O’Neal has a doctorate in entomology from Michigan State University, East Lansing, and a master’s degree in entomology and bachelor’s degree in Biology, both from the University of Illinois, Urbana-Champaign.
“The Wallace Chair role will give us the opportunity to provide leadership to create a new undergraduate program in sustainability and food systems that can provide expanded options for our students in terms of career readiness and research,” O’Neal said. “Iowa State was the first university to create a graduate program in sustainable agriculture. That program has a strong reputation and provides a foundation for an undergraduate degree program.”
O’Neal plans to continue his research and teaching and his involvement in pollinator conservation projects as Wallace Chair. He is especially excited about a new research effort he’s helping lead to explore the emerging field of agrivoltaics -- combining agricultural enterprises with solar energy – through a public-private partnership with Alliant Energy and funding from the U.S. Department of Energy.
“One thing I have to say about this new appointment is that I didn’t get here by myself,” O’Neal said. “All along the way, the projects I’ve been part of that have been the most impactful have been as part of teams. I know J. feels similarly. Together we have worked with a broad community of faculty and staff, students and outside organizations that have supported and influenced our work. I expect these relationships to be even more important as Wallace Chairs.”

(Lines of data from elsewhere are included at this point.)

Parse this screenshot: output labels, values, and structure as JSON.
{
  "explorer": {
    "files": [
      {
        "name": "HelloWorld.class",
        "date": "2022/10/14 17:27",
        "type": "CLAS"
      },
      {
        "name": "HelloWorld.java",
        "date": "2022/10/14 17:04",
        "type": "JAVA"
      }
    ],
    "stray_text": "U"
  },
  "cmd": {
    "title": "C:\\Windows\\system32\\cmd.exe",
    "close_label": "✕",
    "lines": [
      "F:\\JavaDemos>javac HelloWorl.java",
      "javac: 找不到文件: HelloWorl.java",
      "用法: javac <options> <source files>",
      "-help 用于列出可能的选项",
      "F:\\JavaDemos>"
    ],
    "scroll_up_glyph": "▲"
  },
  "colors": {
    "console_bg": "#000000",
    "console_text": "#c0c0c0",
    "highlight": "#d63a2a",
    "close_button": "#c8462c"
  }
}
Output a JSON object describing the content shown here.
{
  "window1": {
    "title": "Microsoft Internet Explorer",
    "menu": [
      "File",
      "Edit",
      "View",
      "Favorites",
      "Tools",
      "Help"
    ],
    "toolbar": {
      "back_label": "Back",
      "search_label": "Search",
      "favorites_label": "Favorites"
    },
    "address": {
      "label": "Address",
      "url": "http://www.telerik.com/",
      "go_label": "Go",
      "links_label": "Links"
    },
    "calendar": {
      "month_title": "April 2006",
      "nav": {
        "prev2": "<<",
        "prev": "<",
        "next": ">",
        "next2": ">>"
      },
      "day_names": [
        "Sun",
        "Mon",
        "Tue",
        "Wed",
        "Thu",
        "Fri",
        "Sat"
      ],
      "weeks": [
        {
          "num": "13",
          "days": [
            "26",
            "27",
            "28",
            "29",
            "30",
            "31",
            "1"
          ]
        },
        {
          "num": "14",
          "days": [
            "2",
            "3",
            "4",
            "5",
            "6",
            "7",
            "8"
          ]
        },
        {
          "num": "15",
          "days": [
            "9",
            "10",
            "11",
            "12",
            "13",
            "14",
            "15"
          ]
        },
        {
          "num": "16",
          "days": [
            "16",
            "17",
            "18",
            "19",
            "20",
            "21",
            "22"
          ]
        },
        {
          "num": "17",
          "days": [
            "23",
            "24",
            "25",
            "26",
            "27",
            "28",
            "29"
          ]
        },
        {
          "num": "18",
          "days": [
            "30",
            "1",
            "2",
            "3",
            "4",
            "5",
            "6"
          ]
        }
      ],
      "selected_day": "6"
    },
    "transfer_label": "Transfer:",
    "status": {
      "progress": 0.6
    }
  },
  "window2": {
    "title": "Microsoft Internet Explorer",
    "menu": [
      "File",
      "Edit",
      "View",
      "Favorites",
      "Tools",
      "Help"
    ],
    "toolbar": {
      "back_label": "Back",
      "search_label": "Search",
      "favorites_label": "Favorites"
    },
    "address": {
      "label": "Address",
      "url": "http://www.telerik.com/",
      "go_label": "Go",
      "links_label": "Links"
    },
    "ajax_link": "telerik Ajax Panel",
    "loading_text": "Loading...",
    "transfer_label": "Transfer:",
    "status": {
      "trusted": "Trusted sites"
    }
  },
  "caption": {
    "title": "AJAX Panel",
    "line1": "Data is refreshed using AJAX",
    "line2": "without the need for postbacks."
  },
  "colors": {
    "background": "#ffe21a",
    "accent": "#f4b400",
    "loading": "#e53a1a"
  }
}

Arbuckle and O’Neal both said they already have positive experience working together on interdisciplinary and multi-institutional projects -- including the prairie STRIPS program and as faculty leaders for the Graduate Program for Sustainable Agriculture – and they look forward to opportunities to collaborate more closely.
The Henry A. Wallace Endowed Chair for Sustainable Agriculture was established to promote the philosophical and practical ideas of Iowan Henry A. Wallace, former U.S. secretary of agriculture, and commerce, U.S. vice president, co-founder of Pioneer Hi-Bred, communicator, scientist and farmer. The chair honors Wallace's commitment to the wise use of science and public policy to protect natural resources and farmland, enhance vibrant and enduring rural communities and alleviate global poverty and hunger. Former Wallace Chairs at Iowa State have been Matt Liebman (2007-2022) and Lorna Michael Butler (2000-2007).
The new Wallace Chairs were selected by an interdepartmental search committee led by CALS Dean Daniel Robison, with Stephen Dinsmore, interim director of the Leopold Center for Sustainable Agriculture, Matt Helmers, director of the Iowa Nutrient Research Center, Ajay Nair, program director for the Graduate Program in Sustainable Agriculture, and Asheesh (Danny) Singh, professor, agronomy.